Revisiting this in the light of what I found in a beaker a couple of days ago that I was using to grow out some dinos from my sand bed. It grew a nice healthy brown sand population of a different species of amphidinium (epicone curved to the side - very distinctive) than the one that is predominant in my tank.

So thinking back on it, my dino species count from my tank is 5:
  • one weird one I got a picture of long before I had an infestation, that I now recognize as a prorocentrum
  • amphidinium that started my infestation
  • coolia that infested the back of the tank while the amphidinium were in the front of the tank (they've since mixed all over)
  • a sample of brown slime from the top of a long-dead sps frag contained a few sesame seed shaped ostreopsis whirling around their pointed end (never seen them before or since.)
  • my beaker that grew a healthy infestation of a different amphidinium species.

The last 4 all co-occured during a single infestation event. I seriously doubt my tank is all that special. It's not like I scooped up sand samples from 10 different coasts and poured them in my tank. I would be shocked if most plagued tanks don't have at least a couple of different species active at the same time. Do dinos create a more favorable environment for other species of dinos? maybe.
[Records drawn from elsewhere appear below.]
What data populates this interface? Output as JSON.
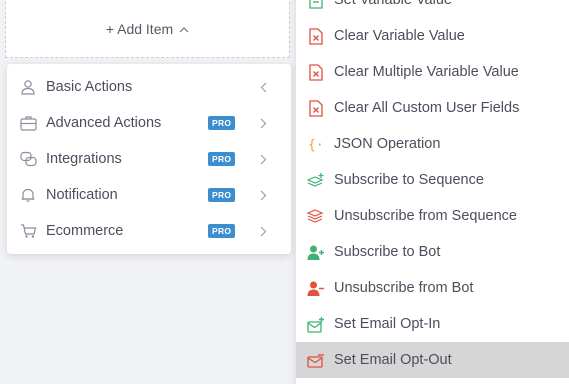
{
  "add_item": {
    "label": "+ Add Item"
  },
  "left_menu": {
    "items": [
      {
        "label": "Basic Actions",
        "pro": ""
      },
      {
        "label": "Advanced Actions",
        "pro": "PRO"
      },
      {
        "label": "Integrations",
        "pro": "PRO"
      },
      {
        "label": "Notification",
        "pro": "PRO"
      },
      {
        "label": "Ecommerce",
        "pro": "PRO"
      }
    ]
  },
  "right_menu": {
    "items": [
      {
        "label": "Set Variable Value",
        "icon": "set-variable-icon"
      },
      {
        "label": "Clear Variable Value",
        "icon": "clear-variable-icon"
      },
      {
        "label": "Clear Multiple Variable Value",
        "icon": "clear-multiple-variable-icon"
      },
      {
        "label": "Clear All Custom User Fields",
        "icon": "clear-custom-fields-icon"
      },
      {
        "label": "JSON Operation",
        "icon": "json-braces-icon"
      },
      {
        "label": "Subscribe to Sequence",
        "icon": "subscribe-sequence-icon"
      },
      {
        "label": "Unsubscribe from Sequence",
        "icon": "unsubscribe-sequence-icon"
      },
      {
        "label": "Subscribe to Bot",
        "icon": "subscribe-bot-icon"
      },
      {
        "label": "Unsubscribe from Bot",
        "icon": "unsubscribe-bot-icon"
      },
      {
        "label": "Set Email Opt-In",
        "icon": "email-opt-in-icon"
      },
      {
        "label": "Set Email Opt-Out",
        "icon": "email-opt-out-icon"
      }
    ]
  },
  "colors": {
    "red": "#e0523d",
    "green": "#3cb371",
    "orange": "#f2a31b",
    "pro_badge": "#3d8ed0",
    "gray_icon": "#8a8f9c",
    "hover_bg": "#d6d6d6"
  }
}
Maybe it's just a side effect of them clearing the ecological niche for themselves.
Furthermore, I'd bet there are a ton of different treatments that I could do on my tank that might have decimated the populations of 1 or 2 or 3 of out of the 4 confirmed species I've found in my tank in the current battle. And I would report that the attempted treatment either did nothing, did very little, or possibly seemed to get rid of 99% of the dinos, but "the dinos came back", when in reality I was killing some species and others were growing to replace.

On the other hand, Pants says most dinos people sent him were either Ostreopsis, amphidinium or prorocentrum - so maybe my tank is just weirdly diverse.